Educadores repudiam a tentativa de censura imposta aos estudantes da região de Santa Cruz do Sul/RS


Diretora de escola pública proíbe livro vencedor do Prêmio Jabuti, incluído no catálogo do Programa Nacional do Livro Didático, por achar inadequado para os estudantes do Ensino Médio

Publicado: 04/03/2024 18:34 | Última modificação: 04/03/2024 18:34

Escrito por: CNTE

Divulgação

Na última semana, a diretora da Escola Ernesto Alves, da cidade localizada na região central do Estado gaúcho, alcançou aquilo que ela pretendia quando se dirigiu às suas redes sociais para tentar maldizer a obra literária de Jeferson Tenório, chamada “O Avesso da Pele”. Vencedor do Prêmio Jabuti na categoria “Romance Literário” em 2021, o livro que denuncia o racismo estrutural a que o Brasil está submetido e, por isso, faz parte do acervo do Programa Nacional do Livro e do Material Didático (PNDL) do Ministério da Educação (MEC) desde aquele ano, foi alvo de ataques virulentos pela diretora de uma escola de Ensino Médio da cidade.

Vendido em mais de 10 países e adaptada inclusive para o teatro, a obra literária e sua apropriação pelo processo pedagógico nunca foi a preocupação da referida gestora escolar. Se o fosse, ela não teria usado as suas redes sociais, em um modus operandi bem conhecido pelo país nos últimos anos, para fazer o que chamou de “denúncia”. Além do mais, a diretora não usaria as palavras que usou, atacando o autor da obra, doutor em Teoria Literária, e tampouco o MEC e o Governo Federal em nome dos “valores e dos bons costumes” que uma escola deve ter. Seu objetivo parece mesmo ter sido o de criar a celeuma que criou, desconsiderando que a aprovação dessa obra passou pelo crivo de uma comissão formada por educadores/as e que a inclusão do livro no PNDL, feita ainda pelo governo anterior - e, portanto, diferente daquele que ela objetivou criticar – passou pelo pedido expresso de sua própria unidade escolar, ao qual ela diz fazer a gestão e ser responsável.

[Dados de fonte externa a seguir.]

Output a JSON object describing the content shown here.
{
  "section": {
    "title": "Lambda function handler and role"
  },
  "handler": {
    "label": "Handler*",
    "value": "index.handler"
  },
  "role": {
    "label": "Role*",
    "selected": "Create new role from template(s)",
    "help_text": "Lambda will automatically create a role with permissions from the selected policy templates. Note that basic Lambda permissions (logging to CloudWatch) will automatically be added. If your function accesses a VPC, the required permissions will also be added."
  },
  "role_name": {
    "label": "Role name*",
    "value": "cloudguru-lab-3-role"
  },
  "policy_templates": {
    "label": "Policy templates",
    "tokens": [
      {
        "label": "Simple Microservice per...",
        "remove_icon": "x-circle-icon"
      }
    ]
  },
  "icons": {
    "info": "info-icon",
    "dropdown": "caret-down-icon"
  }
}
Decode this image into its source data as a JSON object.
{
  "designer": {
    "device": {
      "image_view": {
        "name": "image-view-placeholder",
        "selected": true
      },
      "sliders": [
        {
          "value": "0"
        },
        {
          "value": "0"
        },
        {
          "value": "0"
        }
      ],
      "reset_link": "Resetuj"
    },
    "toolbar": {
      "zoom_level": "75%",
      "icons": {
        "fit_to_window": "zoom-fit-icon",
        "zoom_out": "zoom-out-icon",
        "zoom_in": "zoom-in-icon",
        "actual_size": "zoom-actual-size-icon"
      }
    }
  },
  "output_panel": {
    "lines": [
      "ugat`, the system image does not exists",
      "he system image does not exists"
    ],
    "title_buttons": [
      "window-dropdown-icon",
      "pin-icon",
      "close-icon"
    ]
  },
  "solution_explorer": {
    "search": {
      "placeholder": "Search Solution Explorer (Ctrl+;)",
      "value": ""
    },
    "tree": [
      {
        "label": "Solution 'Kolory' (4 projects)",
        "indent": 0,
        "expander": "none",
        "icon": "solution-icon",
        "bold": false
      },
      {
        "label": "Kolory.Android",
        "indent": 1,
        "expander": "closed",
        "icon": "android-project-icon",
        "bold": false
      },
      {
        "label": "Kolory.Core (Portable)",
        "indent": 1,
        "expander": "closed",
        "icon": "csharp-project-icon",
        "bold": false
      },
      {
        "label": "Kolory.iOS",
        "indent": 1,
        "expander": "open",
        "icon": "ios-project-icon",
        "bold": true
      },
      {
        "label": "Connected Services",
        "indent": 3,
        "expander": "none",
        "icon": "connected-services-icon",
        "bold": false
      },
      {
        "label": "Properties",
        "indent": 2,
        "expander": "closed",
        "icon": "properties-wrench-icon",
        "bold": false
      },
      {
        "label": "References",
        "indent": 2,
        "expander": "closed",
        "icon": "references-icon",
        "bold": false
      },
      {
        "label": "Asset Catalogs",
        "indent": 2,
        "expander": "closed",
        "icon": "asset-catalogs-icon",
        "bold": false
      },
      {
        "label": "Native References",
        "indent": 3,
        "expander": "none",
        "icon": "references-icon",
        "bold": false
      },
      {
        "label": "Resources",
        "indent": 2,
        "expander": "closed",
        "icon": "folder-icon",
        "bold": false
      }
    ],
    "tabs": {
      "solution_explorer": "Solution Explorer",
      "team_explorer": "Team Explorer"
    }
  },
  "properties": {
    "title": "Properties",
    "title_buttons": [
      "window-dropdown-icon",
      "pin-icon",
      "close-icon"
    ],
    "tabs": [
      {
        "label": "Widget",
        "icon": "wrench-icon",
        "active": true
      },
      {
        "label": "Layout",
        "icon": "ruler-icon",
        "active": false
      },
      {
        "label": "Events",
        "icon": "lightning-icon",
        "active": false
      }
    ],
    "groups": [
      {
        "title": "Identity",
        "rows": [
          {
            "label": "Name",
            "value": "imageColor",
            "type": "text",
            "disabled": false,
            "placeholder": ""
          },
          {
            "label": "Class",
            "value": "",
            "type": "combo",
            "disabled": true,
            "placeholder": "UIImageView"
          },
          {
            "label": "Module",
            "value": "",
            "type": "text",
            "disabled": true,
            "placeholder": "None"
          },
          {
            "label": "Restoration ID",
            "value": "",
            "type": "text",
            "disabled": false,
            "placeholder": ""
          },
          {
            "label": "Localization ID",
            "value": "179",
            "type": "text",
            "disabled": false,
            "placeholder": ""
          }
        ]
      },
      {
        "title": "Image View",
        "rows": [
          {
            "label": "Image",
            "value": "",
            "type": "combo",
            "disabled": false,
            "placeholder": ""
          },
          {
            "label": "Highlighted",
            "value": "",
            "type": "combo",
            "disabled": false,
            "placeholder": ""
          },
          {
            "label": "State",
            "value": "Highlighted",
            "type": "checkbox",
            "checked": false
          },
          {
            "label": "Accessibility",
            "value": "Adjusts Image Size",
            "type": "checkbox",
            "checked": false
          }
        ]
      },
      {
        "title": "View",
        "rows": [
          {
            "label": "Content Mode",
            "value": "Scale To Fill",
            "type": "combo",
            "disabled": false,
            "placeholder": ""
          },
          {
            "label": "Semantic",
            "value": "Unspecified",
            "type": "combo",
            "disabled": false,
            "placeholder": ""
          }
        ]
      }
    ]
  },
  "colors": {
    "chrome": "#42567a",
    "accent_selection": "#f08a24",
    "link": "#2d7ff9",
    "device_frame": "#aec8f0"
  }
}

A sua polêmica tinha por objetivo impor uma censura aos/às próprios/as estudantes da cidade de Santa Cruz do Sul que, se tivesse obtido êxito, os/as impediriam de ter acesso à obra e à crítica ao problema nacional e secular tão importante como é o racismo estrutural no Brasil. Trata-se de uma disputa na arena dos valores que pressupúnhamos ter sido superada nas últimas eleições gerais do país, mas que, infelizmente, ainda pautam o debate público. O país não pode ficar refém que sua educação se paute por questões e debates que estão para além da arena da boa prática pedagógica em nossas unidades escolares. As ideologias e crenças que cada pessoa pode exercer em sua vida privada não devem se sobrepor aos objetivos educacionais mais amplos e centrais do país.

Estarrecidos/as com o ocorrido, educadores/as de todo o Brasil repudiam a tentativa de censura imposta pela referida gestora escolar e o alvoroço por ela criado. O processo pedagógico necessário também na atividade de gestão escolar da diretora da Escola Ernesto Alves fica agora comprometido, em um momento em que surgem até petições para o afastamento daquela que deveria se preocupar com a boa gestão escolar, e nunca em impor censuras de quaisquer ordens aos/às seus/uas estudantes.